Multimodal computed tomography imaging (MCTI) is increasingly used for rapid assessment of acute stroke. We investigated characteristics and final diagnoses of patients treated with recombinant tissue plasminogen activator (rt-PA) while admission imaging was unremarkable. From our prospectively collected stroke database (2013-2016), we identified consecutive patients treated with rt-PA on the basis of an unremarkable brain MCTI and assessed with a 24-hour follow-up brain magnetic resonance imaging (MRI).
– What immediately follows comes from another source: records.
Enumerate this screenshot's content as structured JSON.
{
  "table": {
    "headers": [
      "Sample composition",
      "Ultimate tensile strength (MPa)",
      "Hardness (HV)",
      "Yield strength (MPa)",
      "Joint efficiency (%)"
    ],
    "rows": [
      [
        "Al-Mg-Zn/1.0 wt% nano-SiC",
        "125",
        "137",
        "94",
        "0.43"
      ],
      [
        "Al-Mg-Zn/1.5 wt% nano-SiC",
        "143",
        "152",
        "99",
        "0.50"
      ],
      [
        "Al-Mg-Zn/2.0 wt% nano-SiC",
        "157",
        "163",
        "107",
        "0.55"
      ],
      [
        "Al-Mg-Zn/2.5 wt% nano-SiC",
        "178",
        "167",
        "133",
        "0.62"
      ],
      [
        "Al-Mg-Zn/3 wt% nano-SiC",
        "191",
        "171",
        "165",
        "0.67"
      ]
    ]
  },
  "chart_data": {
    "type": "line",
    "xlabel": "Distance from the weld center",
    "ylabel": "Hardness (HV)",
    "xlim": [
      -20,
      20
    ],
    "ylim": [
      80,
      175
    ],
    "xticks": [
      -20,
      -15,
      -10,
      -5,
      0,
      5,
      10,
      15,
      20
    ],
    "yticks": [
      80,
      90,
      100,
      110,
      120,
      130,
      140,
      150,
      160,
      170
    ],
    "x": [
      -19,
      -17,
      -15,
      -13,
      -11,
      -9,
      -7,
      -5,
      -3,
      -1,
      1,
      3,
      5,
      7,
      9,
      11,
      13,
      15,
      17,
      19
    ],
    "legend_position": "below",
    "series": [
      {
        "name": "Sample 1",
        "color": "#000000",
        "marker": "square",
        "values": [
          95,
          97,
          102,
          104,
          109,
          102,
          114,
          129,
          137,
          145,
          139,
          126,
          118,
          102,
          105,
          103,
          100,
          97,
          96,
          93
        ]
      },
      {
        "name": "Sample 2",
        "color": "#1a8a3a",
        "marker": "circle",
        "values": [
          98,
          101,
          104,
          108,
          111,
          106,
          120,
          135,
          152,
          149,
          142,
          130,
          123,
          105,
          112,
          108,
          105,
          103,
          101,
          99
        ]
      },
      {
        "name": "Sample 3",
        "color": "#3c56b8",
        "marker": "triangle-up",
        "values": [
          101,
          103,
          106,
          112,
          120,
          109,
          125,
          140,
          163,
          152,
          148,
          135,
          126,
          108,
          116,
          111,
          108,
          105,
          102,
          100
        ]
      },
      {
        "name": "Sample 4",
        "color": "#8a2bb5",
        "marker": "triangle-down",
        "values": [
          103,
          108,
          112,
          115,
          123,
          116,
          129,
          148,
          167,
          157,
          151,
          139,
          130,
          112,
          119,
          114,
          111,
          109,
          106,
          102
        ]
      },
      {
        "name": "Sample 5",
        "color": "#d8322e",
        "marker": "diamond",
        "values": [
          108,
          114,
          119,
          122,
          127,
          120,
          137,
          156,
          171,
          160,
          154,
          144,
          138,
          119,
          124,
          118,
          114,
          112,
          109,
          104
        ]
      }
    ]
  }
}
Demographic data, medical history, score on the 15-item National Institute of Health Stroke Scale, and final diagnosis were considered. Absence of MRI infarction and alternate diagnosis defined stroke mimics (SMs). Univariable and multivariable logistic regression analyses identified factors predictive of SMs. Sixty-eight (47.9%) SMs, 63 (44.4%) strokes, and 11 (7.7%) aborted strokes were found. SMs had more often aphasia (P = .003) and hemianopia (P = .0008), whereas upper limb weakness (ULW) (P = .03) and limb ataxia (P = .002) were more prevalent in strokes. Headache (adjusted odds ratio [Adj. OR], 3.89 [95% confidence interval {CI} 1.44-10.47]), relevant history of epilepsy, migraine, dementia or depression (Adj. OR 3.66 [95% CI 1.31-10.18]), unilateral sensory loss (Adj. OR 2.60 [95% CI 1.05-6.45]), and hemianopia (Adj. OR 4.94 [95% CI 1.46-16.77]) were independent predictors of SMs whereas ULW (Adj. OR 3.16 [95% CI 1.28-7.82]) and ataxia (Adj. OR 3.81 [95% CI 1.43-10.13]) predicted stroke. Sensitivity of hemianopia or aphasia for SMs was 52.9%, with specificity of 84.1%, positive predictive value of 78.3%, and negative predictive value of 62.4%. Hemianopia and/or aphasia with normal MCTI suggest SMs. Diffusion-weighted MRI might be discussed before rt-PA administration in patients with such a clinical pattern.